Gov. Jay Inslee on Tuesday signed into law a bill that makes it easier for medical providers and systems to use data from the state’s Prescription Monitoring Program, aiming to reduce inappropriate prescribing of painkillers.
It’s something medical providers statewide have been asking for over the past few years, as the existing framework of the monitoring program limits their ability to compare prescribing habits to others in their field and adjust accordingly.
House Bill 1427 also compels the state’s various disciplining authorities (the Medical Quality Assurance Commission for doctors, for example) to adopt rules establishing opioid prescribing requirements, with a deadline of Jan. 1, 2019.
The new law also creates an “overdose feedback” system, in which the state will now alert a patient’s physician if that patient overdoses and is taken to the emergency room in another part of the state.
If a Yakima patient overdoses in Seattle or Spokane, their primary care doctor or specialist will now be alerted and able to plan follow-up care or further intervention, said Katie Kolan, director of legislative and regulatory affairs at the state Medical Association.
The state’s Prescription Monitoring Program started collecting data from narcotic-dispensing pharmacies in 2011. Medical providers and health care organizations can access the data to check if patients have been filling multiple prescriptions for opioid painkillers at different locations, to crack down on patients amassing hundreds of pills at a time.
But Kolan said doctors have struggled with the interface of the program and haven’t been able to use the data in a big-picture way, to examine their own prescribing practices and compare them to other prescribers in the same field.
“We know that prescribers who use PMP data have appropriate and better prescribing habits,” she said. The goal of the legislation was, “Let’s get this out to all doctors, so they can understand their individual prescribing habits.”
With HB 1427, the Department of Health will start sending quarterly reports to health care facilities and provider groups that show their providers’ prescribing patterns.
The reports will include only indirect patient identifiers and are meant to be used “only for internal quality
improvement and prescriber quality improvement feedback purposes,” and not as the sole basis for punishing staff, the bill summary says.

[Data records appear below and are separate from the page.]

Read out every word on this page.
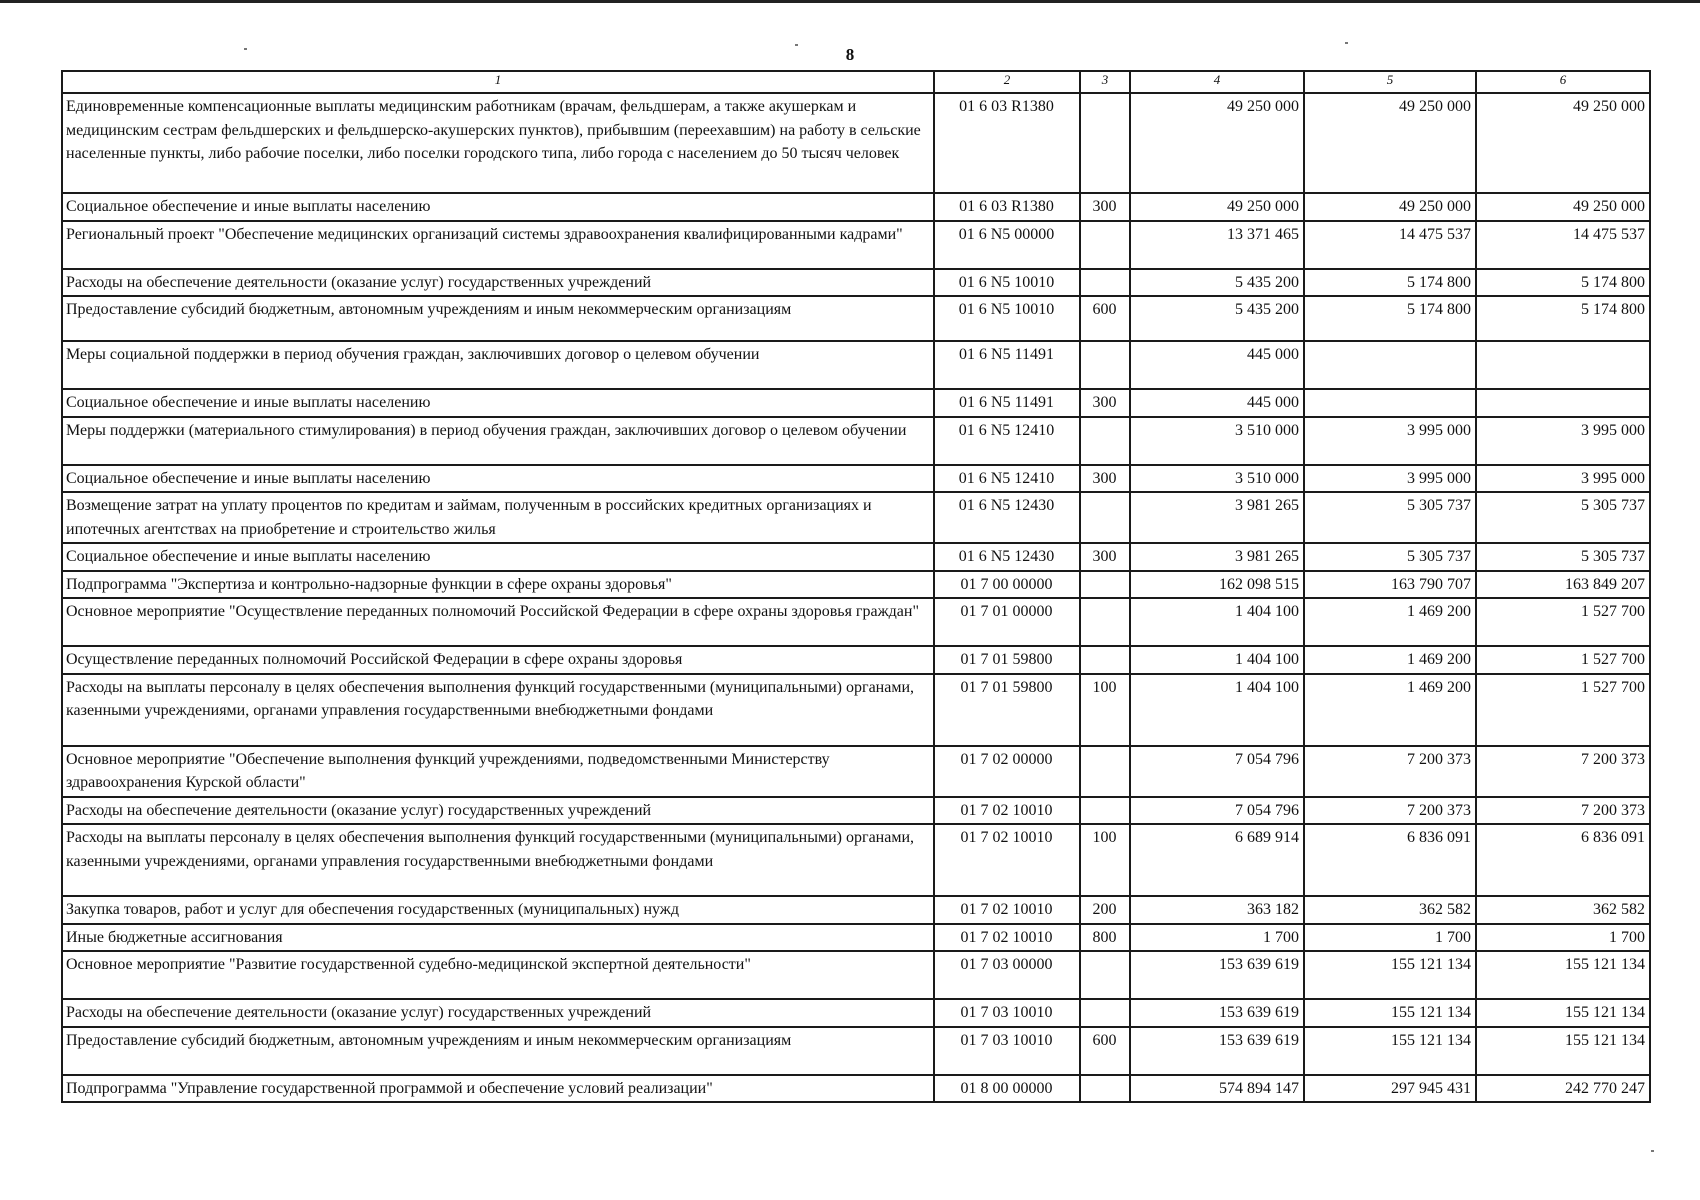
8
1	2	3	4	5	6
Единовременные компенсационные выплаты медицинским работникам (врачам, фельдшерам, а также акушеркам и медицинским сестрам фельдшерских и фельдшерско-акушерских пунктов), прибывшим (переехавшим) на работу в сельские населенные пункты, либо рабочие поселки, либо поселки городского типа, либо города с населением до 50 тысяч человек	01 6 03 R1380		49 250 000	49 250 000	49 250 000
Социальное обеспечение и иные выплаты населению	01 6 03 R1380	300	49 250 000	49 250 000	49 250 000
Региональный проект "Обеспечение медицинских организаций системы здравоохранения квалифицированными кадрами"	01 6 N5 00000		13 371 465	14 475 537	14 475 537
Расходы на обеспечение деятельности (оказание услуг) государственных учреждений	01 6 N5 10010		5 435 200	5 174 800	5 174 800
Предоставление субсидий бюджетным, автономным учреждениям и иным некоммерческим организациям	01 6 N5 10010	600	5 435 200	5 174 800	5 174 800
Меры социальной поддержки в период обучения граждан, заключивших договор о целевом обучении	01 6 N5 11491		445 000		
Социальное обеспечение и иные выплаты населению	01 6 N5 11491	300	445 000		
Меры поддержки (материального стимулирования) в период обучения граждан, заключивших договор о целевом обучении	01 6 N5 12410		3 510 000	3 995 000	3 995 000
Социальное обеспечение и иные выплаты населению	01 6 N5 12410	300	3 510 000	3 995 000	3 995 000
Возмещение затрат на уплату процентов по кредитам и займам, полученным в российских кредитных организациях и ипотечных агентствах на приобретение и строительство жилья	01 6 N5 12430		3 981 265	5 305 737	5 305 737
Социальное обеспечение и иные выплаты населению	01 6 N5 12430	300	3 981 265	5 305 737	5 305 737
Подпрограмма "Экспертиза и контрольно-надзорные функции в сфере охраны здоровья"	01 7 00 00000		162 098 515	163 790 707	163 849 207
Основное мероприятие "Осуществление переданных полномочий Российской Федерации в сфере охраны здоровья граждан"	01 7 01 00000		1 404 100	1 469 200	1 527 700
Осуществление переданных полномочий Российской Федерации в сфере охраны здоровья	01 7 01 59800		1 404 100	1 469 200	1 527 700
Расходы на выплаты персоналу в целях обеспечения выполнения функций государственными (муниципальными) органами, казенными учреждениями, органами управления государственными внебюджетными фондами	01 7 01 59800	100	1 404 100	1 469 200	1 527 700
Основное мероприятие "Обеспечение выполнения функций учреждениями, подведомственными Министерству здравоохранения Курской области"	01 7 02 00000		7 054 796	7 200 373	7 200 373
Расходы на обеспечение деятельности (оказание услуг) государственных учреждений	01 7 02 10010		7 054 796	7 200 373	7 200 373
Расходы на выплаты персоналу в целях обеспечения выполнения функций государственными (муниципальными) органами, казенными учреждениями, органами управления государственными внебюджетными фондами	01 7 02 10010	100	6 689 914	6 836 091	6 836 091
Закупка товаров, работ и услуг для обеспечения государственных (муниципальных) нужд	01 7 02 10010	200	363 182	362 582	362 582
Иные бюджетные ассигнования	01 7 02 10010	800	1 700	1 700	1 700
Основное мероприятие "Развитие государственной судебно-медицинской экспертной деятельности"	01 7 03 00000		153 639 619	155 121 134	155 121 134
Расходы на обеспечение деятельности (оказание услуг) государственных учреждений	01 7 03 10010		153 639 619	155 121 134	155 121 134
Предоставление субсидий бюджетным, автономным учреждениям и иным некоммерческим организациям	01 7 03 10010	600	153 639 619	155 121 134	155 121 134
Подпрограмма "Управление государственной программой и обеспечение условий реализации"	01 8 00 00000		574 894 147	297 945 431	242 770 247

The data will show individual providers’ prescribing habits and those of a medical team or specialty, so Yakima’s Orthopedics Northwest, for example, could see how its prescriptions line up with other orthopedic clinics in the state.
Having the data will tap into physicians’ natural competitiveness, Kolan said, encouraging them to work to match their peers’ patterns if they find them better than their own. Within the Medical Association, she said, doctors have been asking for the data in order to improve their practices.
Funding for the measure was included in both the state House and Senate budgets: $1.25 million and $1.39 million, respectively. Kolan said the Senate’s higher figure included some funding for the regulatory groups’ rule-making process.
The bill will go into effect 90 days after the session ends, though some sections relating to opioid treatment programs are dependent on the passage of other bills.